Sadly, to me, this year they were not worth the money and work invested; although I would always plant them. There is nothing as good as a well grown, homegrown tomato, and that is reason enough to try anew each year. It isn’t the tomato plants fault that I had a less than stellar year, again. It is partly the growing season, and partly my own darn laziness.
Trips Get In The Way
I still have not mastered the art of the harvest. Leaving town (and thus not minding the garden) has been the late summer norm for me for several years. There just does not seem to be a good time to take a vacation from the garden. The late summer heat wave and the accompanying drought did a number on the tomato harvest, too. OK, those are this years excuses.

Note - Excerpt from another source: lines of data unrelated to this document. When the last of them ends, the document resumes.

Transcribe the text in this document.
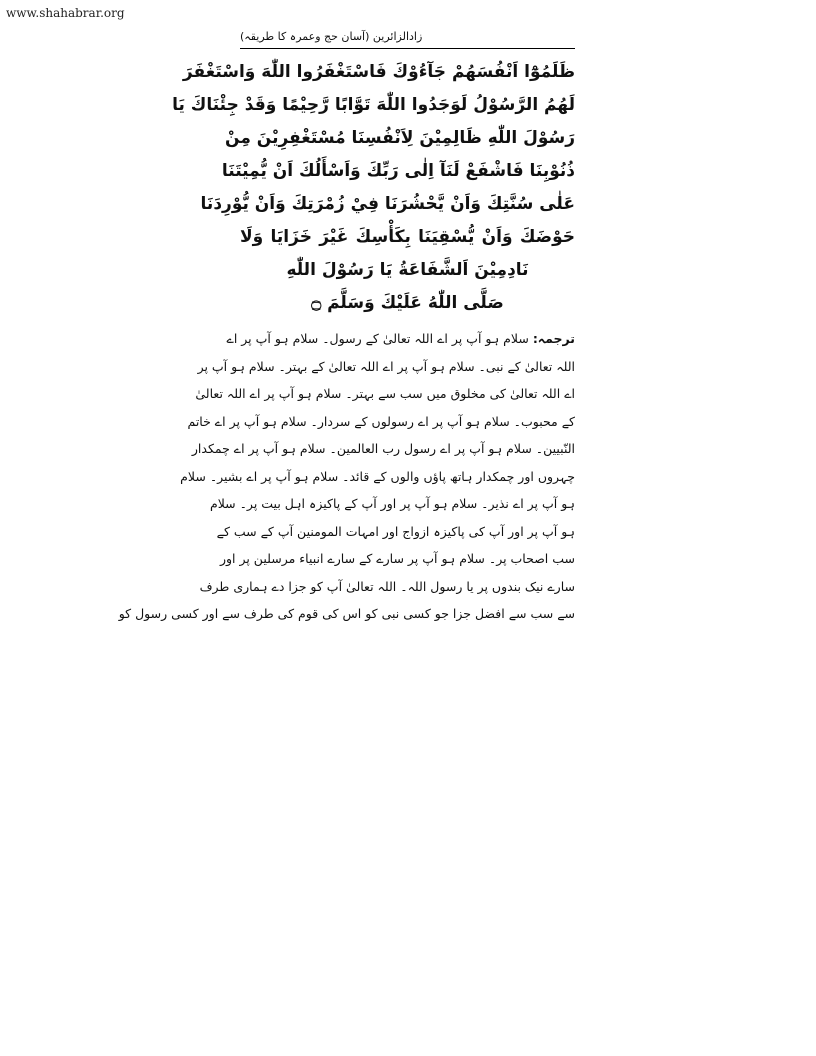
www.shahabrar.org
زادالزائرین (آسان حج وعمرہ کا طریقہ)
ظَلَمُوْٓا اَنْفُسَهُمْ جَآءُوْكَ فَاسْتَغْفَرُوا اللّٰهَ وَاسْتَغْفَرَ
لَهُمُ الرَّسُوْلُ لَوَجَدُوا اللّٰهَ تَوَّابًا رَّحِيْمًا وَقَدْ جِئْنَاكَ يَا
رَسُوْلَ اللّٰهِ ظَالِمِيْنَ لِاَنْفُسِنَا مُسْتَغْفِرِيْنَ مِنْ
ذُنُوْبِنَا فَاشْفَعْ لَنَآ اِلٰى رَبِّكَ وَاَسْأَلُكَ اَنْ يُّمِيْتَنَا
عَلٰى سُنَّتِكَ وَاَنْ يَّحْشُرَنَا فِيْ زُمْرَتِكَ وَاَنْ يُّوْرِدَنَا
حَوْضَكَ وَاَنْ يُّسْقِيَنَا بِكَأْسِكَ غَيْرَ خَزَايَا وَلَا
نَادِمِيْنَ اَلشَّفَاعَةُ يَا رَسُوْلَ اللّٰهِ
صَلَّى اللّٰهُ عَلَيْكَ وَسَلَّمَ ۝
ترجمہ: سلام ہو آپ پر اے اللہ تعالیٰ کے رسول۔ سلام ہو آپ پر اے
اللہ تعالیٰ کے نبی۔ سلام ہو آپ پر اے اللہ تعالیٰ کے بہتر۔ سلام ہو آپ پر
اے اللہ تعالیٰ کی مخلوق میں سب سے بہتر۔ سلام ہو آپ پر اے اللہ تعالیٰ
کے محبوب۔ سلام ہو آپ پر اے رسولوں کے سردار۔ سلام ہو آپ پر اے خاتم
النّبیین۔ سلام ہو آپ پر اے رسول رب العالمین۔ سلام ہو آپ پر اے چمکدار
چہروں اور چمکدار ہاتھ پاؤں والوں کے قائد۔ سلام ہو آپ پر اے بشیر۔ سلام
ہو آپ پر اے نذیر۔ سلام ہو آپ پر اور آپ کے پاکیزہ اہل بیت پر۔ سلام
ہو آپ پر اور آپ کی پاکیزہ ازواج اور امہات المومنین آپ کے سب کے
سب اصحاب پر۔ سلام ہو آپ پر سارے کے سارے انبیاء مرسلین پر اور
سارے نیک بندوں پر یا رسول اللہ۔ اللہ تعالیٰ آپ کو جزا دے ہماری طرف
سے سب سے افضل جزا جو کسی نبی کو اس کی قوم کی طرف سے اور کسی رسول کو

Yet, if I am to see the children, grandchildren, and attend their important events… trips out of town are on the schedule for the growing season.
Tomatoes Are Not Just Art
But the real problem is how out of habit I’ve become with working in my kitchen. Instead, I’ve concentrated on tackling bad habits such as accumulating clutter, not building the good ones such as more time cooking from scratch at home. I feel a New Year’s resolution coming on.
“Just Art” – that is an oddball thing to say, isn’t it? Art is one of the great pleasures of life. Creating and enjoying it… and what is more artful than a big bowl of beautiful tomatoes on the counter? It is ephemeral art, but that is how we should live…. life being full of artistic expression in daily things. In my opinion, anyway. This type of thinking is what gets in the way of the practical matter of slicing up tomatoes for our meals and making sauce from a good crop. But I do enjoy the beauty of the food garden!
Fall is a great time to improve the garden soil.
New Years Day, and its resolutions, is a long way off, so what can I do for next years good intentions, now? I have some new raised bed boxes this year, but I believe they could use some increased attention to building up the soil. Fall is a great time to put amendments into the soil. Now that frosts are coming, the vegetable garden will be cleared, tilled (if there are no heavy rains), and I will get the beds all ready for next years plots (in both meanings of the word).
Cutting Costs
Look ahead if you want to cut the costs of growing your own food. Here are the things to do:
- Save those leaves and create your own compost. Tomatoes love organic soils.
- Save seed from the heirloom types. Hybrids are not going to come true from seed, but that is how we get the heirlooms.
- Find a source of fertilizer and compost makings… used coffee grounds, manures,anything added to the ground now will mellow over the winter.
- Put away your tomato stakes, and tools so they can be used year after year.
- Invest in whatever equipment you need to make best use of your harvest. Collect and experiment with recipes that will motivate you to be a good steward of all the fruits of your labors.
I’m listening to my own good advice this year…. and next.Really.
How was your harvest? And do you have tips for me to encourage better use of the food garden fruits?
Edited to add….
I planted ‘Black Prince’ and ‘Black Krim’- did not like either. Too much gel for my tastes. I won’t go for those next year.
I will look for ‘Pink Caspian’s again, or else try to raise my own seedlings come February.
‘Early Girl’ is on my short list of plants to buy at the nursery for 2011.